With the Federal Reserve taking a dovish stand on policy today’s nonfarm payrolls report for the month of March couldn’t have come at a more crucial time. Broadly put, the NFP report today could see more downside risks than with Dollar gains likely to be limited in the near term. Overall, the March jobs report in the US is expected to show that the US economy continues to withstand the headwinds from a global slowdown and the financial market turmoil that started since the beginning of the year. A better NFP report is unlikely to see the Fed change its policy course when it meets next month in April, unless we get to see a blockbuster print.

The general market expectations for today’s payrolls report is for a 200k gains in jobs, a modestly lower estimates from February’s 242k strong print.
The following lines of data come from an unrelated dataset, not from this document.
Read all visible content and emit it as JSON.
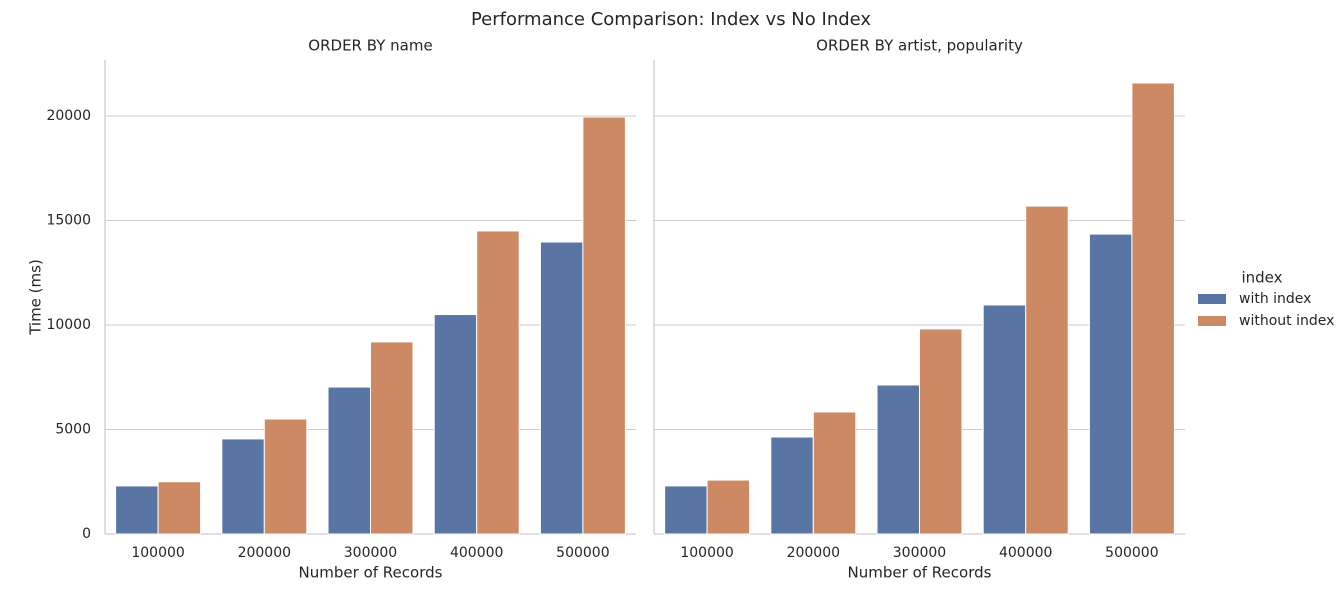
{
  "title": "Performance Comparison: Index vs No Index",
  "legend_title": "index",
  "chart_data": [
    {
      "type": "bar",
      "title": "ORDER BY name",
      "xlabel": "Number of Records",
      "ylabel": "Time (ms)",
      "categories": [
        "100000",
        "200000",
        "300000",
        "400000",
        "500000"
      ],
      "series": [
        {
          "name": "with index",
          "color": "#5975a4",
          "values": [
            2300,
            4550,
            7030,
            10500,
            13970
          ]
        },
        {
          "name": "without index",
          "color": "#cc8963",
          "values": [
            2500,
            5500,
            9190,
            14500,
            19950
          ]
        }
      ],
      "ylim": [
        0,
        22680
      ],
      "yticks": [
        0,
        5000,
        10000,
        15000,
        20000
      ],
      "grid": true
    },
    {
      "type": "bar",
      "title": "ORDER BY artist, popularity",
      "xlabel": "Number of Records",
      "categories": [
        "100000",
        "200000",
        "300000",
        "400000",
        "500000"
      ],
      "series": [
        {
          "name": "with index",
          "color": "#5975a4",
          "values": [
            2300,
            4640,
            7130,
            10960,
            14350
          ]
        },
        {
          "name": "without index",
          "color": "#cc8963",
          "values": [
            2580,
            5840,
            9810,
            15690,
            21580
          ]
        }
      ],
      "ylim": [
        0,
        22680
      ],
      "yticks": [
        0,
        5000,
        10000,
        15000,
        20000
      ],
      "grid": true
    }
  ]
}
However the estimates are in line with the consistent healthy labor market developments in the US.

US Unemployment Rate (4.90%, February 2016)
US Unemployment Rate (4.90%, February 2016)

On the unemployment rate, expectations are for an unchanged print of 4.90%, holding steady for the third month in a row, closer to the Fed’s 4.80% projection from the FOMC. A surprise print of 5.0% could upset the markets initially but if supported by an increased participation rate which is 62.90% would be a welcome change for the Fed.
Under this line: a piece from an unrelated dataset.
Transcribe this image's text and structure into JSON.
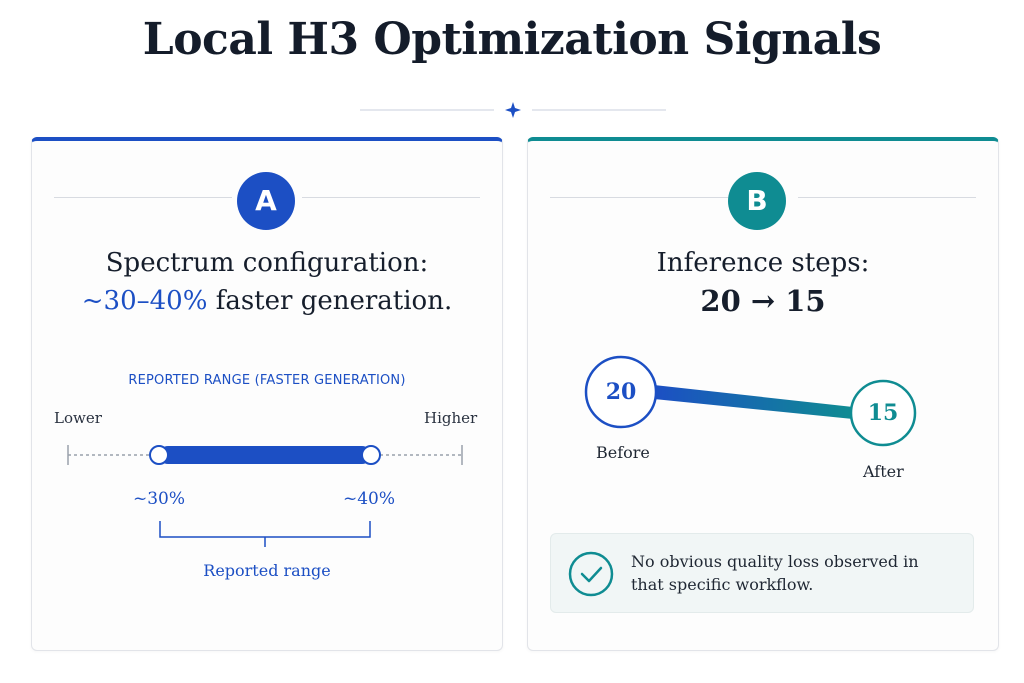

US Labor Participation Rate (62.90%)
US Labor Participation Rate (62.90%)

Most importantly, wage growth will be the focus especially if the headline data comes in line with expectations. Forecasts are for average wages to grow 0.20% in the month of March, following a slower pace of increase of 0.10% in February. On a year over year basis, average earnings are expected to remain steady near 2.20%.

Earlier this week, the ADP payrolls data released saw a better than expected print with private firms adding 200k jobs, more than the forecast estimates of 195k. However the Dollar failed to rally much on the data. Although it is know that the ADP doesn’t closely mirror the NFP print, the market reaction to the report says a lot as to what to expect from today.
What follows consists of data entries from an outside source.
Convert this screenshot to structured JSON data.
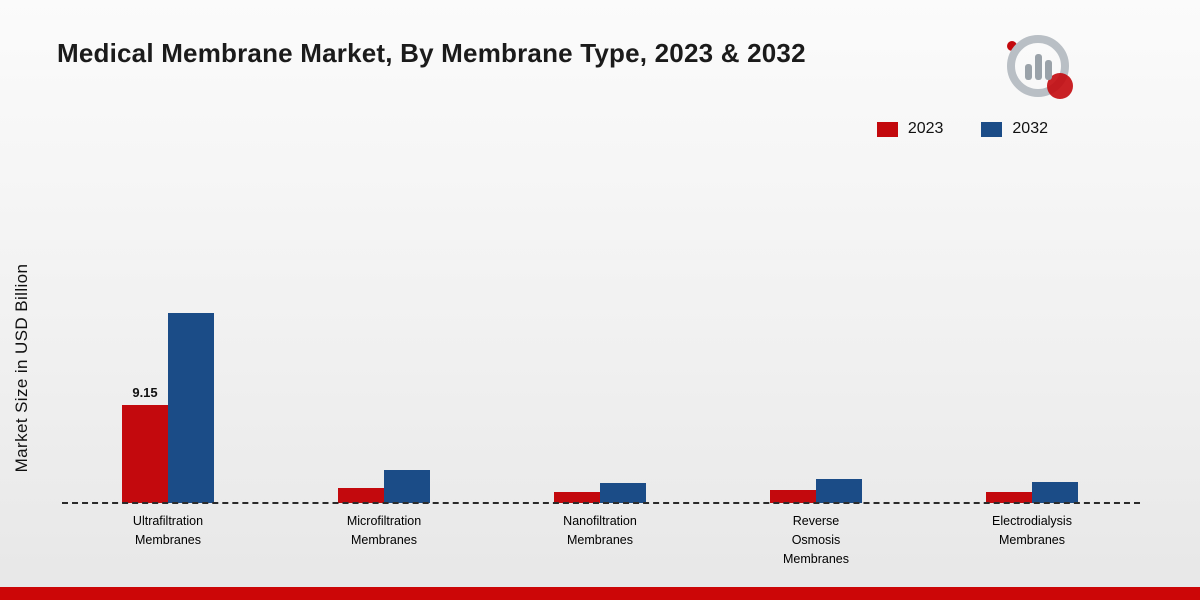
{
  "title": "Medical Membrane Market, By Membrane Type, 2023 & 2032",
  "y_axis_label": "Market Size in USD Billion",
  "legend": {
    "items": [
      {
        "label": "2023",
        "color": "#c3090d"
      },
      {
        "label": "2032",
        "color": "#1b4c87"
      }
    ]
  },
  "footer": {
    "band_color": "#cc0607"
  },
  "chart_data": {
    "type": "bar",
    "title": "Medical Membrane Market, By Membrane Type, 2023 & 2032",
    "ylabel": "Market Size in USD Billion",
    "xlabel": "",
    "ylim": [
      0,
      20
    ],
    "grid": false,
    "baseline_style": "dashed",
    "legend_position": "top-right",
    "categories": [
      "Ultrafiltration Membranes",
      "Microfiltration Membranes",
      "Nanofiltration Membranes",
      "Reverse Osmosis Membranes",
      "Electrodialysis Membranes"
    ],
    "category_label_lines": [
      [
        "Ultrafiltration",
        "Membranes"
      ],
      [
        "Microfiltration",
        "Membranes"
      ],
      [
        "Nanofiltration",
        "Membranes"
      ],
      [
        "Reverse",
        "Osmosis",
        "Membranes"
      ],
      [
        "Electrodialysis",
        "Membranes"
      ]
    ],
    "series": [
      {
        "name": "2023",
        "color": "#c3090d",
        "values": [
          9.15,
          1.4,
          1.0,
          1.2,
          1.0
        ]
      },
      {
        "name": "2032",
        "color": "#1b4c87",
        "values": [
          17.8,
          3.1,
          1.9,
          2.2,
          2.0
        ]
      }
    ],
    "bar_value_labels": [
      [
        "9.15",
        "",
        "",
        "",
        ""
      ],
      [
        "",
        "",
        "",
        "",
        ""
      ]
    ]
  }
}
The downside risks of the NFP print missing estimates remain high against the backdrop of a weaker US Dollar and to the upside, only a surprise such as an unexpected drop in unemployment rate and a 200k+ jobs report will take the markets to react mildly to the data.

The markets will not just be focusing on the NFP data today as the US ISM manufacturing PMI will be released later in the evening. Estimates point to the ISM manufacturing index to rise to 50.8 in March, up from 49.5 in February. A move above the 50 index will be cheered by the markets after the ISM manufacturing index remained below 50 indicating contraction for nearly four months.

Yesterday, the Chicago PMI beat expectations strongly, rising to 53.6 from 47.6 in February. The business barometer surged as production and employment pulled the index higher with producers reporting an upturn in demand. The Chicago PMI broadly reflects the general marked improvement across the US largely due to the weaker US Dollar which has helped boost exporters.